Nitrous oxide emission constitutes about 42% of the CO2 footprint from Danish WWTPs. This goes to demonstrate that earlier years underestimation of the impact of N2O and the importance of control strategies targeted at understanding and reducing N2O emissions from WWTPs.
Danish studies support the increased IPCC2019 wastewater N2O emission factor. The studies also highlight the large temporal and WWTP site variations. In the VARGA study, N2O emission control has shown a potential CO2 footprint reduction up to 65%. Other WWTP sites show lower N2O emission. Overall, Danish WWTPs expect a to potentially reduce their CO2 footprint by 50% . This number will increase with the new IPCC2019 wastewater N2O emission factor. However, the site and temporal variations make it necessary to implement online monitoring and control strategies to harvest this reduction potential. In this tech note, we will show you data of successful N2O emission monitoring and control strategies.
IPCC greenhouse emission factors
In May 2019, IPCC refined the greenhouse gas emission factors. As one of the more noticeable changes, IPCC more than tripled the N2O emission factors for WWTPs incl. the factor for direct sewage discharge to nutrient-impacted freshwater, estuarine, and marine environments.
Furthermore, IPCC stated that a shift towards higher bioenergy demand can increase emissions of nitrous oxide. Hence, the ammonia waste from biogas production needs appropriate management to avoid a negative impact on the CO2 footprint.
Real-time N2O monitoring data
More than 1.5 years of online monitoring of the N2O concentration in a 350,000 PE WWTP shows a highly variable and also dynamic seasonal pattern. In this example, the cumulative N2O emission over +365 days was above 2.5% of the daily N-load on the plant (not shown). This N2O emission is 60% higher than the average IPCC2019 factor and indicates the importance of performing on-site monitoring of N2O rather than relying on an average assumption.

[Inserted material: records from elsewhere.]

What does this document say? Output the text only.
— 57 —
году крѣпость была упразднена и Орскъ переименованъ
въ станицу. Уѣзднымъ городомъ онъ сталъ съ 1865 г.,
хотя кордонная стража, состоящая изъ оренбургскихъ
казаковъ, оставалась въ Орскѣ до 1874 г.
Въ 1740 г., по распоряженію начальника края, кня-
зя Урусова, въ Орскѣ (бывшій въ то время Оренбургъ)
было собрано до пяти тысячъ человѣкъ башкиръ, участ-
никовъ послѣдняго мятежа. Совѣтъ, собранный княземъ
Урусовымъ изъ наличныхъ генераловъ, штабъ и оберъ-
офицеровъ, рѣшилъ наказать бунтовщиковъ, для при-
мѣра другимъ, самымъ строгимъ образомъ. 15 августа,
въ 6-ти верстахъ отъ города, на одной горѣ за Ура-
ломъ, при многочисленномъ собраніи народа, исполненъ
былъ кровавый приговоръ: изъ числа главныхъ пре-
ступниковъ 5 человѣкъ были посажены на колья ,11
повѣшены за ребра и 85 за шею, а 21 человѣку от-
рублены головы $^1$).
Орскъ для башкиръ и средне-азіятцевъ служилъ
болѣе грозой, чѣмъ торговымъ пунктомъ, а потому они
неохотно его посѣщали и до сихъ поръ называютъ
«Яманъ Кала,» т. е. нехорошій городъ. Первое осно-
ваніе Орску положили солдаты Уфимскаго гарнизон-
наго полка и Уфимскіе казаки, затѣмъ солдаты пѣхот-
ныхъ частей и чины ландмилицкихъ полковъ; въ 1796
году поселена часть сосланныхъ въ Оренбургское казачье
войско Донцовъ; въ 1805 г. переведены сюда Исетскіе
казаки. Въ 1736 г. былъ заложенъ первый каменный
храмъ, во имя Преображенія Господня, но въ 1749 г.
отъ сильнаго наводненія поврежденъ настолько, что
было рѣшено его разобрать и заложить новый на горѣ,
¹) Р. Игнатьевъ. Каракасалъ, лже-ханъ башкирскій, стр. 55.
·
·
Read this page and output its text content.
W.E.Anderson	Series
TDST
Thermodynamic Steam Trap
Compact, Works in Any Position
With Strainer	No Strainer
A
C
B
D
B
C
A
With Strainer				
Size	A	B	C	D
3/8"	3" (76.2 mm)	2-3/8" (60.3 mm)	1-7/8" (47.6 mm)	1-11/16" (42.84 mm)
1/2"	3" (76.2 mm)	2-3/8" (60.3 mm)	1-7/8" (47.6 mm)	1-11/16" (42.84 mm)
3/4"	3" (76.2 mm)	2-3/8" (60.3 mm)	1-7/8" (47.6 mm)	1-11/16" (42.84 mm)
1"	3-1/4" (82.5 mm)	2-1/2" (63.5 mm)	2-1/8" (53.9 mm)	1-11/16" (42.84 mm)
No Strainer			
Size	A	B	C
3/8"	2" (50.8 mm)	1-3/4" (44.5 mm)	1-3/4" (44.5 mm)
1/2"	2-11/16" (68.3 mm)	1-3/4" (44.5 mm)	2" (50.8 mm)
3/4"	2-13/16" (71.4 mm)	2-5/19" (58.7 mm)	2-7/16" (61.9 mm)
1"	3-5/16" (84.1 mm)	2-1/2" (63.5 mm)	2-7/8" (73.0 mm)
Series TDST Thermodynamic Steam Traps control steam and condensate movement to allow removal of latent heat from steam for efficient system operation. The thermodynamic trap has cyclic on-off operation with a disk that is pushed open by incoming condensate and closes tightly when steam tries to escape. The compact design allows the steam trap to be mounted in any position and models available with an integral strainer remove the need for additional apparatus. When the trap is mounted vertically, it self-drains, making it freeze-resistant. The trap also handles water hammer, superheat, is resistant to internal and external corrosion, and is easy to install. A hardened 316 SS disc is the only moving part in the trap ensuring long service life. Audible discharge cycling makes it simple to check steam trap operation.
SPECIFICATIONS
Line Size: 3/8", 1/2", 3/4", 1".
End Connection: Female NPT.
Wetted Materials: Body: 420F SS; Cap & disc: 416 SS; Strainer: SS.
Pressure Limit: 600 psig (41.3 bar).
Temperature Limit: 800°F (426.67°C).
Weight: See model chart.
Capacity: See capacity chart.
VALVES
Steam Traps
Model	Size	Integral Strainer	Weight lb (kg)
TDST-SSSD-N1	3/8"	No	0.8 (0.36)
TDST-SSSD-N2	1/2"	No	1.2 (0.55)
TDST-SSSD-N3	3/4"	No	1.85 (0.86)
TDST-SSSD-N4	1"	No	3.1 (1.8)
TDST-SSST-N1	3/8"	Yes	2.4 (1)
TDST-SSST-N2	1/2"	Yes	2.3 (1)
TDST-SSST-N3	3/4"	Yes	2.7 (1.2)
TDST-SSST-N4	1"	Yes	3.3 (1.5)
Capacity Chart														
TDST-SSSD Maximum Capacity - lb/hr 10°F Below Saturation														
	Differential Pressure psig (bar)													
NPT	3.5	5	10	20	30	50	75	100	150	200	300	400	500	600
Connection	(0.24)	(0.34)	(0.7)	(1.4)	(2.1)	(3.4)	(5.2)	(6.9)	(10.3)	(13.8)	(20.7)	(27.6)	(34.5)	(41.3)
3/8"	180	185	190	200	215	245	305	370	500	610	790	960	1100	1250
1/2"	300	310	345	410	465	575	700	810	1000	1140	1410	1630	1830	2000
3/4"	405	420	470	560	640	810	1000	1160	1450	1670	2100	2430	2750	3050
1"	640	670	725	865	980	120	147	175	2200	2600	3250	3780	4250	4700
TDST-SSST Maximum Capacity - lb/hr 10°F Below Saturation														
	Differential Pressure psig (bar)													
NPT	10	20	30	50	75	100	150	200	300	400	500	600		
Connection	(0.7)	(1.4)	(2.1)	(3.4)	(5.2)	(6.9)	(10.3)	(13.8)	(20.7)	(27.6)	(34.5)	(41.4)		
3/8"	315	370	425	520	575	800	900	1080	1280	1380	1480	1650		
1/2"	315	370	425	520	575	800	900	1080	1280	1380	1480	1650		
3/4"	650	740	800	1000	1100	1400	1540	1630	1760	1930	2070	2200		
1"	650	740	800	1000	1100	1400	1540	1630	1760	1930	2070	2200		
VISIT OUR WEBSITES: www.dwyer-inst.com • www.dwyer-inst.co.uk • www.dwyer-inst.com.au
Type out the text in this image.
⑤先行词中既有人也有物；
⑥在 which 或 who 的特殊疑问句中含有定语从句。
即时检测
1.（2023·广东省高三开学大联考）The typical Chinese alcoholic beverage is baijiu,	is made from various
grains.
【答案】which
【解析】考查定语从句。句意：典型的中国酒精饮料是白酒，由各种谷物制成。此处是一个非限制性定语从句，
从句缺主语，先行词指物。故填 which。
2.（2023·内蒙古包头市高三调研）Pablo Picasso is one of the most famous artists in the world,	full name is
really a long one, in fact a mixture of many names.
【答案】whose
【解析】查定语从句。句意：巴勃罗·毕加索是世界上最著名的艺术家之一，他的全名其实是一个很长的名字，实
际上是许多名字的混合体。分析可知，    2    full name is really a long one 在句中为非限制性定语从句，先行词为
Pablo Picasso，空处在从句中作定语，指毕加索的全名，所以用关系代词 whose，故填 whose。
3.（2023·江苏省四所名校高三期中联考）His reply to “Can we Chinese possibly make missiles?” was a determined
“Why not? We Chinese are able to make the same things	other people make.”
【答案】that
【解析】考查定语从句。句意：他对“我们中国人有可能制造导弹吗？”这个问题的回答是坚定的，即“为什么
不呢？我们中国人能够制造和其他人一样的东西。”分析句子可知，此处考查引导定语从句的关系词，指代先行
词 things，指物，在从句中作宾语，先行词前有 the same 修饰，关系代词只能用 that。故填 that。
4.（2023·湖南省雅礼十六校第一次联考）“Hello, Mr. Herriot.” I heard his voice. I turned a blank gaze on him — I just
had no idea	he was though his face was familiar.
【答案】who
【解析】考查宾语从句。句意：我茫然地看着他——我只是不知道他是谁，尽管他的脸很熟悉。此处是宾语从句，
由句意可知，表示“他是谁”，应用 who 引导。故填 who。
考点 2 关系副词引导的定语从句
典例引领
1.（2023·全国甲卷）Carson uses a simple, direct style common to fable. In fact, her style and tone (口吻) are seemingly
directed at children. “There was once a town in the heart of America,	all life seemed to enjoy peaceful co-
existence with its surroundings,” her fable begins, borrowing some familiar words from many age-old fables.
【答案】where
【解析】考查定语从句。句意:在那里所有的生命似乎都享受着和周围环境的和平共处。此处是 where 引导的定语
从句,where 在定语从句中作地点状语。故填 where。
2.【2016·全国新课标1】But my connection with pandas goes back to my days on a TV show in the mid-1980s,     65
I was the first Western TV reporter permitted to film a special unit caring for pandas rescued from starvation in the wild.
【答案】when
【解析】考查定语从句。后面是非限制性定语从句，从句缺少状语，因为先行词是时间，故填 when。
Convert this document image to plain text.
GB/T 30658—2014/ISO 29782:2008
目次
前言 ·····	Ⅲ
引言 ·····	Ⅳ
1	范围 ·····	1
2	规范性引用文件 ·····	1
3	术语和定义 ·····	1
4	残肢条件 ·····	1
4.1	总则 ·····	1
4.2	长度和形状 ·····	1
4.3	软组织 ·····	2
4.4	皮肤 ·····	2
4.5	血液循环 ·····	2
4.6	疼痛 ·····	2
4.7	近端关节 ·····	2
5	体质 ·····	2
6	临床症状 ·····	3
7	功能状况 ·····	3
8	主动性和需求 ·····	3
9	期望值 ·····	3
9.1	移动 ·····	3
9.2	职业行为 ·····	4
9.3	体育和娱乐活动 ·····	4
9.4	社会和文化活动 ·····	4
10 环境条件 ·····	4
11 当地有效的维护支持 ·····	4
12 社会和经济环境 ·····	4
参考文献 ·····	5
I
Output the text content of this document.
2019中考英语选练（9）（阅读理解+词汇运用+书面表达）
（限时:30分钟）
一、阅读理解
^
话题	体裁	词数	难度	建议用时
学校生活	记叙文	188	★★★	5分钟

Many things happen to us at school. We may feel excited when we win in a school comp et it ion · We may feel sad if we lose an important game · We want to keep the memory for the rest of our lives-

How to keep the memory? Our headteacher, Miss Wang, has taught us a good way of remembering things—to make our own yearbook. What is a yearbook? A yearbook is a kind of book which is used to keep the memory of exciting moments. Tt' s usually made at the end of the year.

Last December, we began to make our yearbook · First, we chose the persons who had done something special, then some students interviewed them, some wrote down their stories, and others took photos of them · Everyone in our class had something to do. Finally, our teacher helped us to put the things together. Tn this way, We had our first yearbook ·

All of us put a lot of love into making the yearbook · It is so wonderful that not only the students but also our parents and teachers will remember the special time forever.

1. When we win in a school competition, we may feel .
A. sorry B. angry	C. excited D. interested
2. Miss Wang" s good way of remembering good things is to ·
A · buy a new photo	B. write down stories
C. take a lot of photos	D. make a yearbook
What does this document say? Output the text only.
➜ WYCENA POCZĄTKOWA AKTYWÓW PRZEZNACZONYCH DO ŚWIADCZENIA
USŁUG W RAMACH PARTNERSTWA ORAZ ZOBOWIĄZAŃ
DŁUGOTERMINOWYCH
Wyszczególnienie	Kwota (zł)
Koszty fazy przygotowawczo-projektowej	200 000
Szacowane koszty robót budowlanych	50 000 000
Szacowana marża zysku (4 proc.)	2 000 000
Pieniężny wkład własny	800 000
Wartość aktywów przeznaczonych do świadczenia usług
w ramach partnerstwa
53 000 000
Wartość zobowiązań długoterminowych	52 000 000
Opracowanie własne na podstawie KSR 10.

Moreover, the majority of the emission is accumulated from March to August. The large seasonal/monthly variations clearly undermine results deducted from typical short-term scientific monitoring campaigns. Especially, when the results are extrapolated to a seasonal or yearly emission result or an N2O emission factor.
This figure shows a mitigation strategy to decrease the greenhouse gas emission and operation cost of a WWTP, which doses carbon sources to improve the effluent quality. The WWTP used two sensors in two treatment plants in parallel with NOx-N probes. The purpose was to demonstrate the applicability of the N2O wastewater sensors for automation of COD dosing pumps. The effects of operational conditions, such as COD/N ratios, and the correlation between NOx and N2O were followed.
In particular, the results showed that the N2O production was a function of influent nitrogen load and the ratio of COD/N. For optimum dosage automation of external carbon source and reducing N2O, the plant combined a feedforward control algorithm with nitrates as its measured variable and a feedback control algorithm with N2O as input variable. The WWTP used the N2O sensor as a proxy sensor for nitrates in a feedback automation of the dosing pumps, and they were able to completely avoid N2O emissions while the effluent quality was maintained below 1.2 mg N/L NOx.